Contains spoilers for "Young Sheldon" Season 7, Episode 12 — "A New Home and Traditional Texas Torture"

Amid all of the intense drama of "A New Home and Traditional Texas Torture," there are a few bright spots to leaven out the sense of sadness inspired by George Sr.'s (Lance Barber) sudden passing. Audiences get to find out Sheldon Cooper's (Iain Armitage) first word — and it's a properly brainy term.

Everyone's favorite supercilious nerd reveals that his first word was not "mommy" or "daddy," but "hypotenuse." For those who aren't as scientific as Sheldon, that's the longest side of a right triangle, opposite the right angle. This is wonderful foreshadowing both for the career path Sheldon ends up taking on "The Big Bang Theory," and a fun reference to the math interests which already keep his young mind hopping as he works his way through college. But things get even more interesting the more you think about what mathematics means to his future career. 

Sheldon's first word foreshadows his career

The reason why Sheldon Cooper's first word is such an important nod to his future is because he grows up to be a Nobel Prize winner.

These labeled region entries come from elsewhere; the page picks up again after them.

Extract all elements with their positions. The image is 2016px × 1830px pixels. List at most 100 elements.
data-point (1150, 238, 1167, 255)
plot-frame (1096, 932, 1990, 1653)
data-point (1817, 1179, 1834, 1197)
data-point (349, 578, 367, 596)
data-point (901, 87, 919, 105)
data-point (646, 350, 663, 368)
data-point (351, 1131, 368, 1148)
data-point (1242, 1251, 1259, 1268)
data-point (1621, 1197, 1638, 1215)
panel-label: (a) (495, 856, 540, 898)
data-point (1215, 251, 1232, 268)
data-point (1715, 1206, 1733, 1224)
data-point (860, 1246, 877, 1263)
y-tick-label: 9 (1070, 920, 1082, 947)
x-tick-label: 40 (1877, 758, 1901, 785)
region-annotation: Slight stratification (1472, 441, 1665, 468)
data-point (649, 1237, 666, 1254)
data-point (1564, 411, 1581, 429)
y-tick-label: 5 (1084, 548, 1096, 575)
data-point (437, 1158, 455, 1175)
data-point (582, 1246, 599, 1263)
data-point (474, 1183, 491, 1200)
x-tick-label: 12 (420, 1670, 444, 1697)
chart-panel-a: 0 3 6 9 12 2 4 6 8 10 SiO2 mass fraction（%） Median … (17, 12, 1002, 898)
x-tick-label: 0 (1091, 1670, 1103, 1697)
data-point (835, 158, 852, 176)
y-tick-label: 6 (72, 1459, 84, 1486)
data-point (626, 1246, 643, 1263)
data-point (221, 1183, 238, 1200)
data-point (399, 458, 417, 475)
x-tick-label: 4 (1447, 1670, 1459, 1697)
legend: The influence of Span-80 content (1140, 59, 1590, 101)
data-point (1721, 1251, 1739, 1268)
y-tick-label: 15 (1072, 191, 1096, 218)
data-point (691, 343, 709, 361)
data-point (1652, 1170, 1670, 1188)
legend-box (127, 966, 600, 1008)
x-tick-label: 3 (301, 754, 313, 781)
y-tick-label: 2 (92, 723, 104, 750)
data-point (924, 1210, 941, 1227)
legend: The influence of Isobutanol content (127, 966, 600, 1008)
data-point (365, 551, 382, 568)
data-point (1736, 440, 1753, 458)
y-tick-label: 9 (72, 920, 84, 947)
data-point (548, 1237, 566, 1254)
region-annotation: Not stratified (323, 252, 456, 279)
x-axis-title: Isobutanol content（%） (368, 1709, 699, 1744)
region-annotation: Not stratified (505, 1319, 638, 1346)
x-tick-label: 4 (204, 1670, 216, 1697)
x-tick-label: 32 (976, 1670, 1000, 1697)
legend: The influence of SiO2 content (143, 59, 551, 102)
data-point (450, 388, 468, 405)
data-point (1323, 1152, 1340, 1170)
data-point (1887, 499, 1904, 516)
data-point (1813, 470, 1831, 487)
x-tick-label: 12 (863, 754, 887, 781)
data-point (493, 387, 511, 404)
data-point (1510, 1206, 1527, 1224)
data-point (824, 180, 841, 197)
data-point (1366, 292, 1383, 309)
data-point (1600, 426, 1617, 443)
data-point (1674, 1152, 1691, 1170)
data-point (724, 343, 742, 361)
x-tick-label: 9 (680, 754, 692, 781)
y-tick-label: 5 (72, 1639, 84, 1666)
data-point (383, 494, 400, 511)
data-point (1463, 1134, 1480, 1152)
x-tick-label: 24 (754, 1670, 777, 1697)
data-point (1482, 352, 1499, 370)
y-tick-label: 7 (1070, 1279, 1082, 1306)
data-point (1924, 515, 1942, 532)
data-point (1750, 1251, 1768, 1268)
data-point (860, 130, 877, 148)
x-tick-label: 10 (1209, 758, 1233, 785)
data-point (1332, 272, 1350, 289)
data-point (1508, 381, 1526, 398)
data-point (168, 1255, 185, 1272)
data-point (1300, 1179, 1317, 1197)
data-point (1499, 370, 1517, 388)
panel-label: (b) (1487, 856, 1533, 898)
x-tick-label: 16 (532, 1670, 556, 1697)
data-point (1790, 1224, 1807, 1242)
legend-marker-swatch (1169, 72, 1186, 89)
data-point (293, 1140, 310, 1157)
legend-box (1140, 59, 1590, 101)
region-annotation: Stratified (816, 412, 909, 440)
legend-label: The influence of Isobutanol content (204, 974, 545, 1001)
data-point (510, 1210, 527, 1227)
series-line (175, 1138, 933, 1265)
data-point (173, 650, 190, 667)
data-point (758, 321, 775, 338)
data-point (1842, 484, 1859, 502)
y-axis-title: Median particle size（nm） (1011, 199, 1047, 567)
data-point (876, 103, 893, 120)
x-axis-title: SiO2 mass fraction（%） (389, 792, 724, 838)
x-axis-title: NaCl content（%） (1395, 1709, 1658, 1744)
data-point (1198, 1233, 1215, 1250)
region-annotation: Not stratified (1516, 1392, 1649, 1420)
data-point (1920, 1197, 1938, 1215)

Theoretical particle physicists use math — specifically models and abstractions — to map out what particles look like, how they interact with other particles to make matter, and how interactions between those models play out. Cosmology and quantum theory usually factor into these sciences, as does geometry.

Of course, math has sometimes been a double-edged sword for Sheldon. He's gone through several scientific crises in both "The Big Bang Theory" and "Young Sheldon" while trying to achieve the calculations he was looking for. But in the end, Sheldon manages to pull ahead, get his ducks in a row and — with the help of his wife, Amy Farrah Fowler (Mayim Bialik, who features in the "Young Sheldon" series finale alongside adult Sheldon actor Jim Parsons), creates a model that revolutionizes the world and wins him a Nobel Prize in Physics. Our first words don't always define who we become as adults, but in Sheldon's case, he was right on the money.